À l’ouverture, cet après-midi, du procès du Dr Danièle Canarelli, plus de cent soignants ont manifesté devant le tribunal correctionnel de Marseille pour soutenir la psychiatre poursuivie pour homicide involontaire après le meurtre d’un octogénaire par l’un de ses patients.
Ce procès constitue une première en France car il pose aujourd’hui la question de la responsabilité du psychiatre dans la prise en charge des patients à risques, irresponsables pénalement.

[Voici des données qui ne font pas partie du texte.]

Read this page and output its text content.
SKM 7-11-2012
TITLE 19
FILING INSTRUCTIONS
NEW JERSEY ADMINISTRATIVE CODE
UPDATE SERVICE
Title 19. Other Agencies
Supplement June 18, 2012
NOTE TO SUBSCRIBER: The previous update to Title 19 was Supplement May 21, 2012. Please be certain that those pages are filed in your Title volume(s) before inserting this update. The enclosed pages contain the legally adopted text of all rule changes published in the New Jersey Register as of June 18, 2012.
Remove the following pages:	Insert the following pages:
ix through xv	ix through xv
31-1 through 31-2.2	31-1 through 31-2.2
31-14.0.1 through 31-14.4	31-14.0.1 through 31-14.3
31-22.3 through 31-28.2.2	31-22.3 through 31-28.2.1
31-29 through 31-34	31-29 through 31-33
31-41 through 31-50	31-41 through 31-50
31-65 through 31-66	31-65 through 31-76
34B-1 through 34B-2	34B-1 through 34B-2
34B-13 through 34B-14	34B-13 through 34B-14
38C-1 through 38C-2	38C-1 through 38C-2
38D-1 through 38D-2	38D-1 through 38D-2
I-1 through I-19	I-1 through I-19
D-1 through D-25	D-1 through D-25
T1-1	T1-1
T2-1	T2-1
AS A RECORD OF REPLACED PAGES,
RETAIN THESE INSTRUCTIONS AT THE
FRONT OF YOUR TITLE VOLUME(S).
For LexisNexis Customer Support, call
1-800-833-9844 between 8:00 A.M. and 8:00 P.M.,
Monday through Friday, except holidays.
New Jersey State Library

Dans une ordonnance particulièrement à charge, la juge d’instruction Annaïck Le Goff, reproche au Dr Canarelli « des fautes multiples et caractérisées » ayant « contribué au passage à l’acte violent » de son patient, Joël Gaillard qu’elle suivait de longue date au centre hospitalier Edouard-Toulouse à Marseille.
Coupable mais pas responsable
Psychotique alternant hospitalisation d’office et sorties d’essai depuis 2001, Joël Gaillard avait assassiné à coups de hachette Germain Trabuc, le compagnon octogénaire de sa grand mère, le 9 mars 2004. Vingt jours auparavant, ce patient s’était enfui de l’hôpital Edouard-Toulouse lors d’une consultation avec le Dr Canarelli qui envisageait de mettre un terme à sa sortie d’essai pour le ré-hospitaliser. Interpellé trois jours plus tard après le meurtre de Germain Trabuc, Joël Gaillard est mis en examen pour « homicide volontaire avec préméditation ». Reconnu non-responsable pénalement il bénéficie d’un non-lieu en 2005.
En 2007, Michel Trabuc, fils de l’octogénaire assassiné décide alors de porter plainte contre l’hôpital Edouard-Toulouse, l’État et le Dr Canarelli qui suit Joël Gaillard depuis sa première hospitalisation d’office suite à une agression au couteau d’un vigile en 2000. Un temps mis hors de cause, l’hôpital est finalement condamné en octobre 2009 à verser 15 000 euros à Michel Trabuc tandis que la responsabilité de l’État n’est pas retenue.
Le risque zéro n’existe pas
Mandaté dans le cadre du procès du Dr Canarelli, l’expert judiciaire, Jean-Claude Archambault va jusqu’à évoquer un « déni » de la psychiatre pour n’avoir pas diagnostiqué de schizophrénie chez ce patient contrairement à ses « collègues psychiatres » qui ont conclu à « une psychose avec syndrome délirant de type paranoïde et vécu persécutoire », engendrant selon lui une prise en charge inappropriée.
En septembre dernier, cinq syndicats de psychiatre ont dénoncé dans un communiqué commun « la tendance à vouloir mettre en cause la responsabilité des psychiatres hospitaliers en exigeant d’eux une obligation de résultat et non plus de moyens, dans un domaine où la prédictivité et le risque zéro n’existent pas ».
Un bouc émissaire
Pour le Dr Olivier Labouret, président du l’Union syndicale de la psychiatrie (USP) ce procès illustre le « glissement » sécuritaire de la psychiatre marqué dernièrement par la loi du 5 juillet 2011 sur les soins sans consentement. « On demande à la psychiatrie d’être une science exacte et il y a une confusion entre le soin et la contrainte. On veut faire porter ici au psychiatre la responsabilité d’un acte dans lequel le Dr Canarelli n’y est pour rien. Elle avait fait ce qu’il fallait au niveau légal. Elle avait signalé que ce patient devait être réintégré mais elle n’a simplement pas pu le garder de force quand il est venu en consultation », commente-t-il. « Nous ne voyons pas ce qui peut être reproché à la psychiatre qui voulait re-hospitaliser ce patient. Peut-être de ne pas s’être jetée sur lui et de l’avoir ceinturé… », renchérit le Dr Alain Vaissermann, président du comité d’action syndicale de la psychiatrie (CASP).
« Le Dr Canarelli avait par ailleurs signalé la situation aux forces de l’ordre, à l’autorité administrative, qui avaient tout le loisir de l’interpeller dans les 15 jours qui ont suivis, ce qui aurait permis d’éviter le crime », ajoute le Dr Labouret. Alors que la responsabilité de l’Etat n’a pas été engagée, « on repousse la responsabilité sur le Dr Canarelli qui apparaît aujourd’hui comme un bouc émissaire », considère le président du l’USP. Selon le Dr Vaissermann, un éventuel jugement en défaveur du Dr Canarelli pourrait avoir « des effets néfastes » sur le type de prise en charge des malades mentaux par les psychiatres . « On serait dans un état d’anxiété permanent pour éviter qu’il y ait un drame, à craindre le pire et à enfermer de plus en plus les gens », conclut le Dr Labouret.